This is a guest post by Sarah Thomson.
The Maribyrnong River, to most Melburnians, may be best known as the place to go looking for missing bodies, or parts thereof. But although I do admit squirming just a little seeing people fishing in the river the day after the arm was found, to local residents these stories are merely a quirky sidenote. There’s far more to the river than the odd floating morsel of human flesh. To those acquainted with it, the Maribyrnong is a vital, essential piece of the suburban landscape, both geographically and culturally. Despite the apartment buildings that now punctuate its shores, the surrounding parklands remain both a life-giving and life-sustaining haven of wilderness wedged amidst the clean-cut squares of the suburbs. This is primarily thanks to ongoing efforts of preservation and revegetation of the river.
I have lived next to the Maribyrnong for around three years now, and it’s played an indispensable role in my daily life. I’ve cycled down the bike path to three different jobs; I watched a family of ducklings grow from fluffy waddling balls into adulthood over the course of several months’ commute; I discovered a species of parrot new to me when I thought I knew them all. Ducks and moorhens raise their chicks within the safety of the fenced Newells Paddock wetlands (though the ducks seem to believe they have right of way on the bike and walking paths). A little further down, flocks of red-rumped parrots inhabit the trees of Pipemakers Park and take their chances between the driving range and the off-lead dog park across the bridge.
Screeching lorikeets also line the path beside the golf course and I’ve seen this area provide temporary residence for roaming galahs, sulphur-crested and black cockatoos, and the odd eastern rosella, as well as the herons that crouch above the water line and even a few black swans. In parts, you can hear the loud chorus of frogs and (though I’ve never seen one - and not complaining!) signs warn of the presence of snakes. It’s an ecosystem that is teeming with life, and each one of these native species that finds a home by or in the river is an argument for the importance of maintaining healthy green spaces like this as habitat for animal and plant life.
There’s another reason, however, that places like this are so necessary to our urban environments. The river provides a habitat for humans, too. On any given weekend (weather providing), the paths and parks surrounding the river abound with human life. Running, fishing, golfing, cycling, team sports on the ovals, kayaking, dog-walking, picnics, sitting in quiet contemplation by the water: these are some of the myriad activities in which people engage, but they all achieve a common aim. The open green space that winds alongside the water provides an opportunity for people to enjoy the outdoors, be active and engage with nature without having to travel great distances. Without places like this close at hand, the barriers of distance to these activities that form such an important part of a healthy physical, mental and social lifestyle become increasingly obvious. If we had to get in a car and drive up to an hour to find a space like this, the reality is that most of us wouldn’t find the time or energy, and we’d all be vastly poorer for it.

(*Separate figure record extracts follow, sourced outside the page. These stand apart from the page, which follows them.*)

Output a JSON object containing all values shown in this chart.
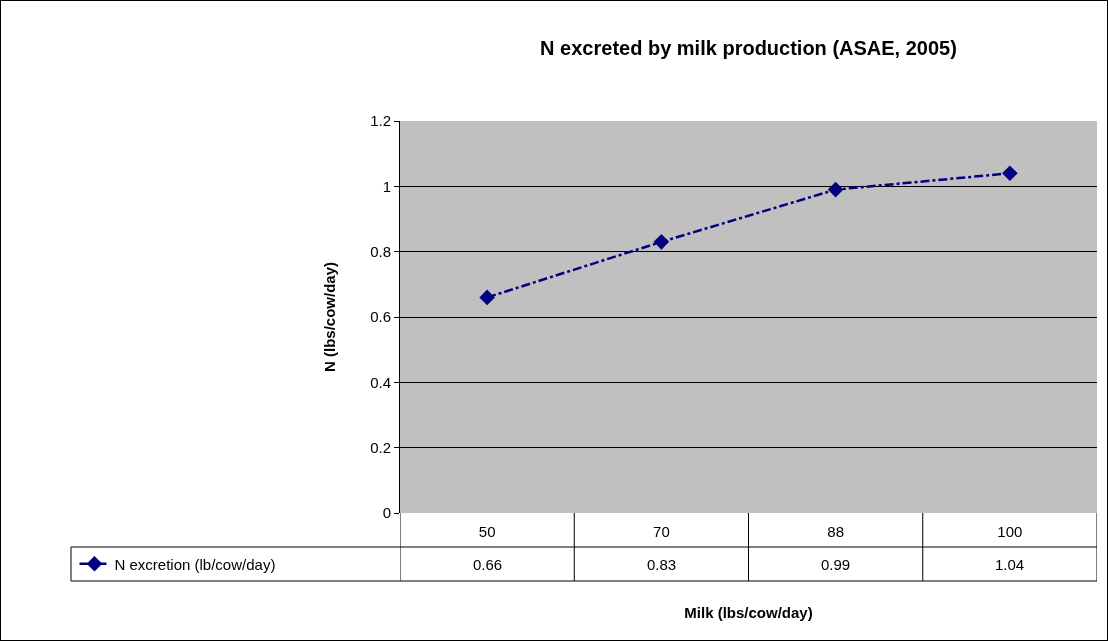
{
  "chart_data": {
    "type": "line",
    "title": "N excreted by milk production (ASAE, 2005)",
    "xlabel": "Milk (lbs/cow/day)",
    "ylabel": "N (lbs/cow/day)",
    "categories": [
      "50",
      "70",
      "88",
      "100"
    ],
    "series": [
      {
        "name": "N excretion (lb/cow/day)",
        "color": "#000080",
        "values": [
          0.66,
          0.83,
          0.99,
          1.04
        ]
      }
    ],
    "ylim": [
      0,
      1.2
    ],
    "yticks": [
      0,
      0.2,
      0.4,
      0.6,
      0.8,
      1,
      1.2
    ],
    "grid": "y",
    "legend": "bottom left",
    "marker": "diamond",
    "line_style": "dashed",
    "data_labels": true
  }
}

I now walk my dog in the off-lead park every day and it’s become an essential activity for the wellbeing of canine and human alike. When working from home on projects of an endless and soul-destroying nature, I started to feel emotionally synced with my dog, both of us waiting sullenly for that time of the afternoon when we could escape the confines of the house-prison. It is remarkable how stress and frustration melt away at the sight of wrestling pups splashing through the mud as owners try in vain to steer them off-course.
I met a woman who told me she fell into a deep depression after losing her job. She lived in the council flats nearby and decided, despite unstable living conditions and financial hardship, to get a dog to help herself out. She now walks 10,000 steps a day around the river with him and makes idle chat with strangers like me (as our dogs ran in circles for an hour attached to opposite ends of a palm frond).
Another man told me, as our paths and dogs intersected, that he lived in Caroline Springs. I joked that I guessed he didn’t come all this way just for the dog park, but it turned out he had. ‘It’s a good park,’ he shrugged. He used to play footy there, and kept coming back.
When I first moved into my house a five-minute walk from the river, I felt the location was a compromise, being so far from a train. I realise now that there’s no way I’d swap my proximity to this urban oasis for a slightly more convenient commute.